La dimisión de Carlos Revilla como presidente de la Diputación de Madrid, como consecuencia de la decisión de que así lo hiciera adoptada por la dirección de la Federación Socialista Madrileña, muestra que las disputas intrapartidistas pueden adquirir una especial fiereza y encono cuando además se hallan en juego cargos importantes en la Administración pública. Hasta el punto incluso de que la cuestión real planteada -la competencia o la incompetencia para desempeñar una función- pasa a un segundo plano ante la posibilidad de instrumentalizar el conflicto al servicio de las luchas de tendencias en el seno de la propia organización. Pocas dudas caben de que la destitución-dimisión de Revilla fue un acierto del PSOE y un alivio para los madrileños. Y, sin embargo, algo tan importante como la gestión en la diputación ha podido ser utilizada por la marrullería de algunos notables de la tercera vía como eventual botín para una operación de alianza y posteriores intercambios con los críticos, como si la política fuera una conspiración de tertulianos de café en torno a un vaso de bicarbonato. Pero los males no terminan aquí. La ejecutiva de los socialistas madrileños recibió una severa regañina por sus medidas contra Carlos Revilla de la ejecutiva nacional, que reclama su monopolio para mantener en cualquier alcaldía o presidencia de diputación a la persona designada, cualesquiera que sean sus logros y sus dotes. ¿Tal vez la dirección del PSOE hubiera preferido el estado actual en Madrid, pese a su lesivo carácter para los ciudadanos, a una dimisión-destitución escandalosa, perjudicial para el equilibrio de fuerzas dentro de la organización?

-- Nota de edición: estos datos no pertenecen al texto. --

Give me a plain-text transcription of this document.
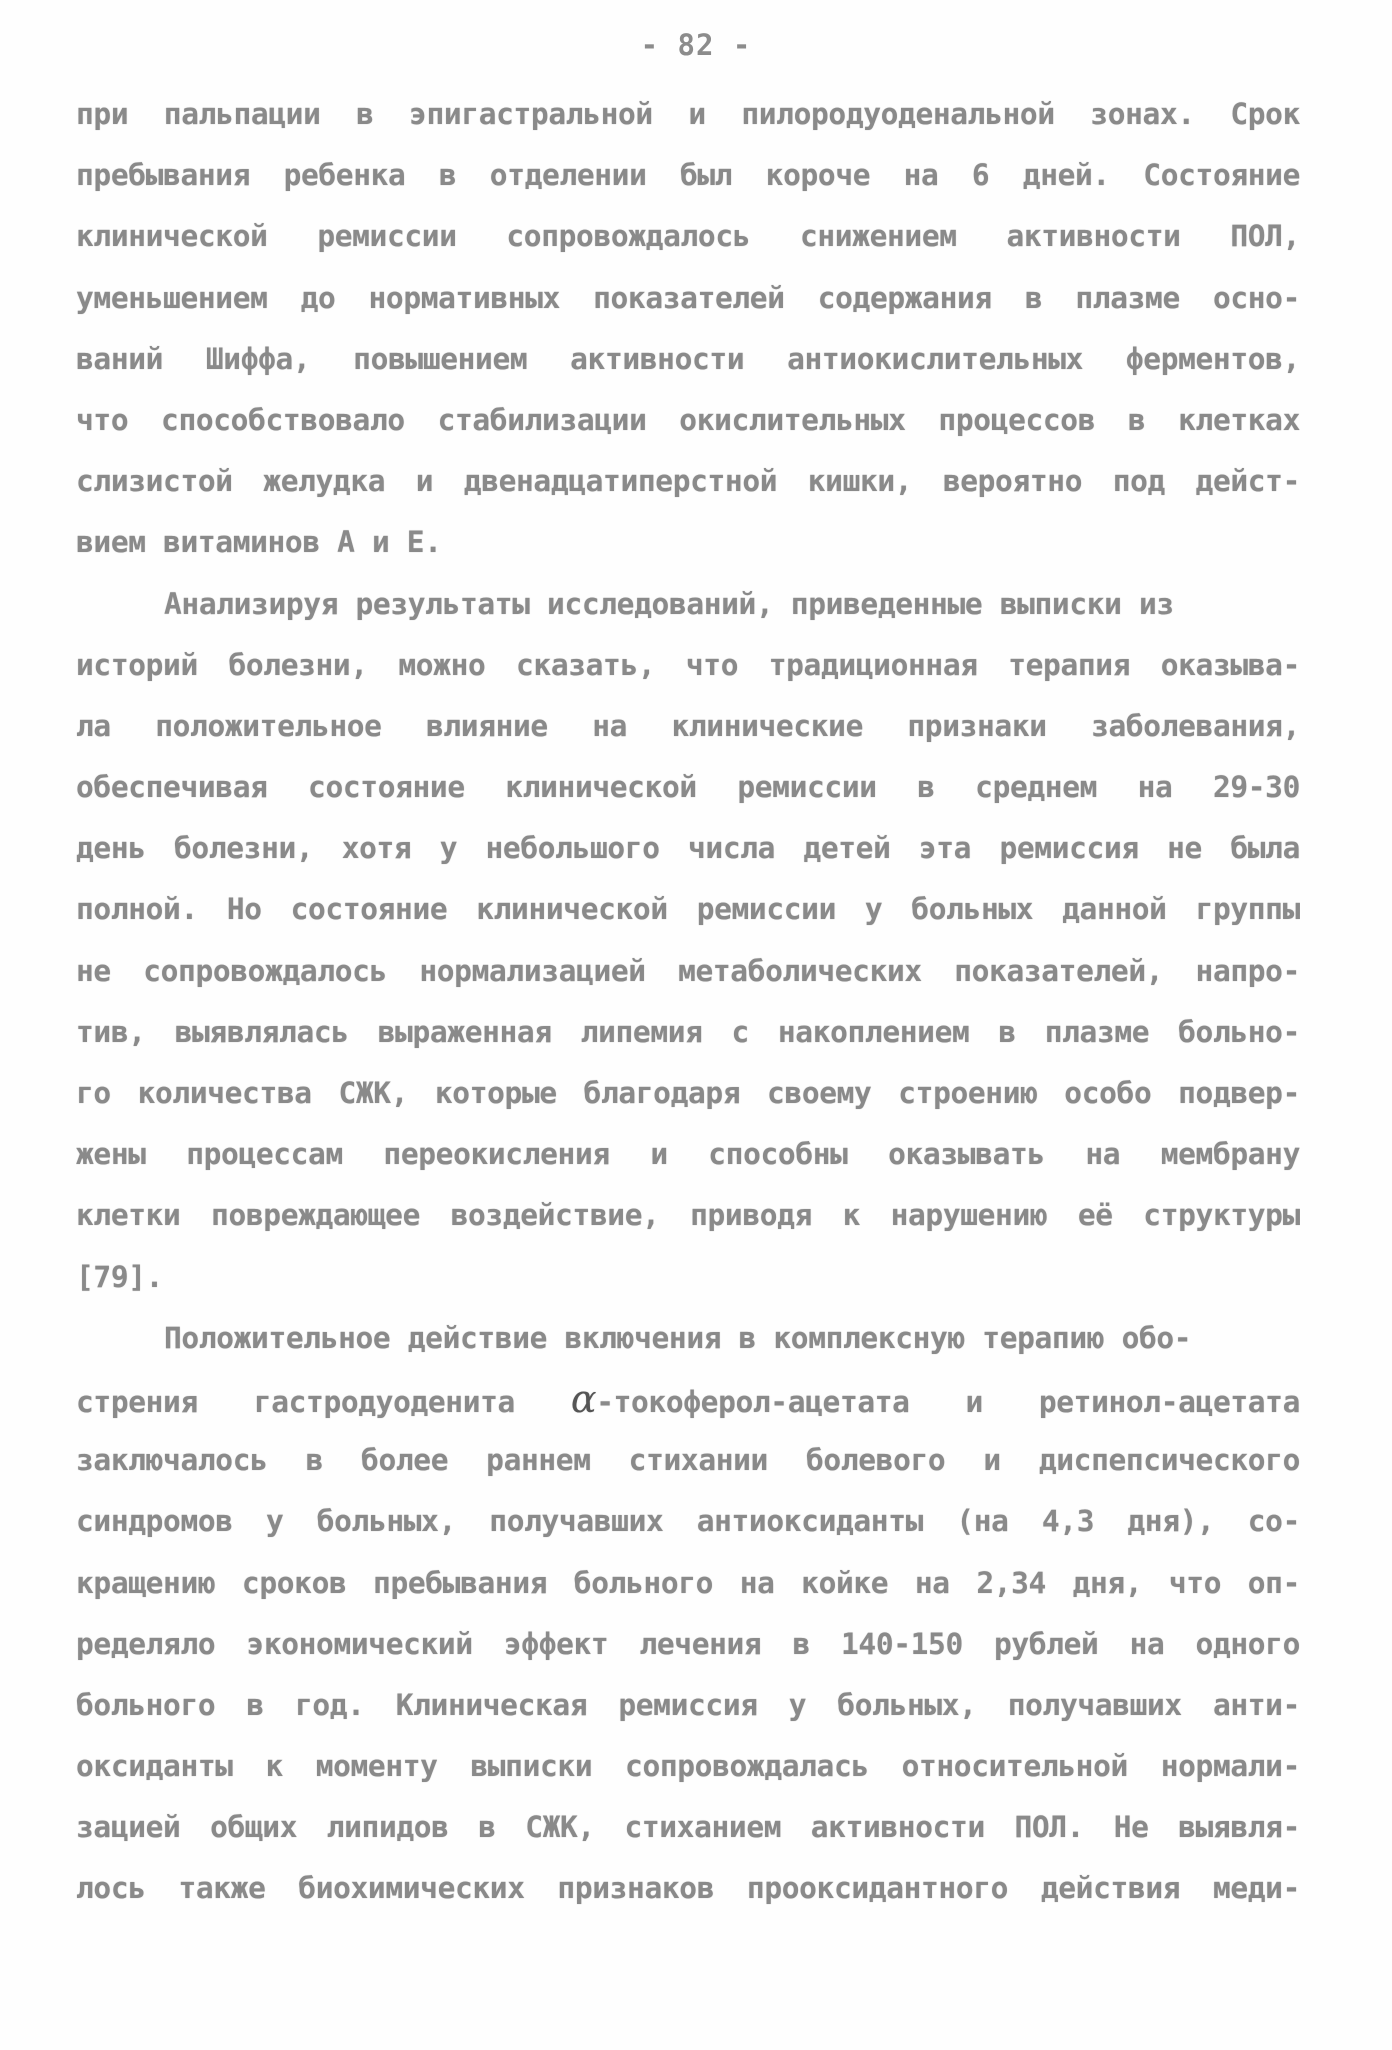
- 82 -
при пальпации в эпигастральной и пилородуоденальной зонах. Срок
пребывания ребенка в отделении был короче на 6 дней. Состояние
клинической ремиссии сопровождалось снижением активности ПОЛ,
уменьшением до нормативных показателей содержания в плазме осно-
ваний Шиффа, повышением активности антиокислительных ферментов,
что способствовало стабилизации окислительных процессов в клетках
слизистой желудка и двенадцатиперстной кишки, вероятно под дейст-
вием витаминов А и Е.
Анализируя результаты исследований, приведенные выписки из
историй болезни, можно сказать, что традиционная терапия оказыва-
ла положительное влияние на клинические признаки заболевания,
обеспечивая состояние клинической ремиссии в среднем на 29-30
день болезни, хотя у небольшого числа детей эта ремиссия не была
полной. Но состояние клинической ремиссии у больных данной группы
не сопровождалось нормализацией метаболических показателей, напро-
тив, выявлялась выраженная липемия с накоплением в плазме больно-
го количества СЖК, которые благодаря своему строению особо подвер-
жены процессам переокисления и способны оказывать на мембрану
клетки повреждающее воздействие, приводя к нарушению её структуры
[79].
Положительное действие включения в комплексную терапию обо-
стрения гастродуоденита α-токоферол-ацетата и ретинол-ацетата
заключалось в более раннем стихании болевого и диспепсического
синдромов у больных, получавших антиоксиданты (на 4,3 дня), со-
кращению сроков пребывания больного на койке на 2,34 дня, что оп-
ределяло экономический эффект лечения в 140-150 рублей на одного
больного в год. Клиническая ремиссия у больных, получавших анти-
оксиданты к моменту выписки сопровождалась относительной нормали-
зацией общих липидов в СЖК, стиханием активности ПОЛ. Не выявля-
лось также биохимических признаков прооксидантного действия меди-
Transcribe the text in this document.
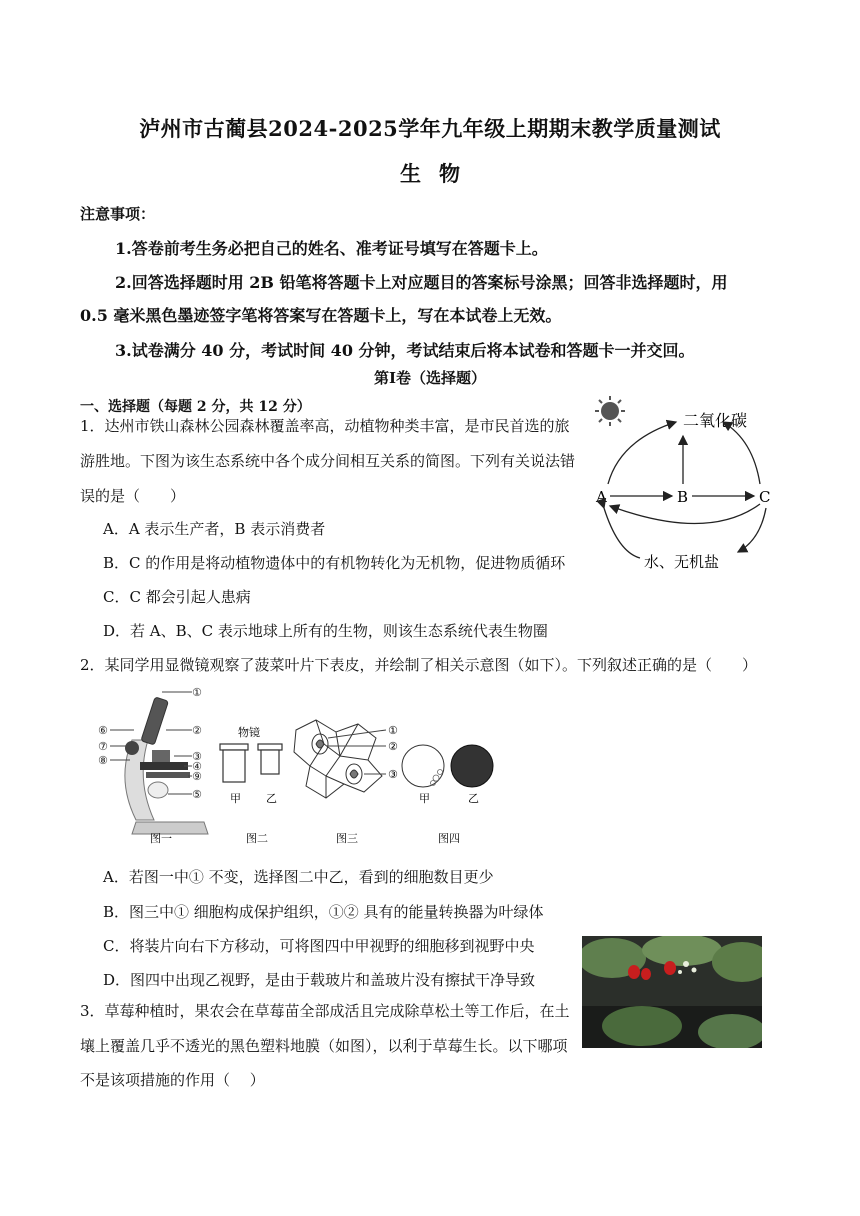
泸州市古蔺县2024-2025学年九年级上期期末教学质量测试
生物
注意事项：
1.答卷前考生务必把自己的姓名、准考证号填写在答题卡上。
2.回答选择题时用 2B 铅笔将答题卡上对应题目的答案标号涂黑；回答非选择题时，用
0.5 毫米黑色墨迹签字笔将答案写在答题卡上，写在本试卷上无效。
3.试卷满分 40 分，考试时间 40 分钟，考试结束后将本试卷和答题卡一并交回。
第Ⅰ卷（选择题）
一、选择题（每题 2 分，共 12 分）
1．达州市铁山森林公园森林覆盖率高，动植物种类丰富，是市民首选的旅
游胜地。下图为该生态系统中各个成分间相互关系的简图。下列有关说法错
误的是（　　）
A．A 表示生产者，B 表示消费者
B．C 的作用是将动植物遗体中的有机物转化为无机物，促进物质循环
C．C 都会引起人患病
D．若 A、B、C 表示地球上所有的生物，则该生态系统代表生物圈
二氧化碳
A	B	C
水、无机盐
2．某同学用显微镜观察了菠菜叶片下表皮，并绘制了相关示意图（如下）。下列叙述正确的是（　　）
①
②
③
④
⑨
⑤
⑥
⑦
⑧
物镜
甲 乙
①
②
③
甲	乙
图一	图二	图三	图四
A．若图一中① 不变，选择图二中乙，看到的细胞数目更少
B．图三中① 细胞构成保护组织，①② 具有的能量转换器为叶绿体
C．将装片向右下方移动，可将图四中甲视野的细胞移到视野中央
D．图四中出现乙视野，是由于载玻片和盖玻片没有擦拭干净导致
3．草莓种植时，果农会在草莓苗全部成活且完成除草松土等工作后，在土
壤上覆盖几乎不透光的黑色塑料地膜（如图），以利于草莓生长。以下哪项
不是该项措施的作用（　 ）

Finalmente, la sorprendente elección de Miguel Herrero como portavoz del grupo parlamentario centrista ha sacado a la luz el profundo malestar de unos diputados que se resisten a figurar como simples comparsas obedientes a la voz de mando del pastor nombrado por el Gobierno. La dimisión de Miguel Boyer, aburrido de desempeñar un parecido papel en los bancos de la oposición, hace patente que ese mal también corroe al PSOE. Pero mientras que en el campo socialista la lejanía del poder priva de atractivos aúna fronda generalizada de diputados, los centristas marginados parecen haber llegado a la conclusión de que para ser valorados el producir temor puede ser más eficaz que la pleitesía incondicional. En el caso de que el programa electoral de Miguel Herrero se cumpla y los diputados centristas de verdad sean incorporados a la discusión y a la participación política, UCD habrá ofrecido un singular ejemplo de democracia interna a sus competidores. El tiempo dirá si este brillante parlamentario, que ha dado, en cualquier caso, una lección de hacer política y ha mostrado los resquicios que el sistema ofrece a quien tiene talento para aprovecharlos, se propuso devolver dignidad al oficio de diputado o se limitó a realizar una operación pro domo sua en vísperas de leyes tan conflictivas como la del divorcio.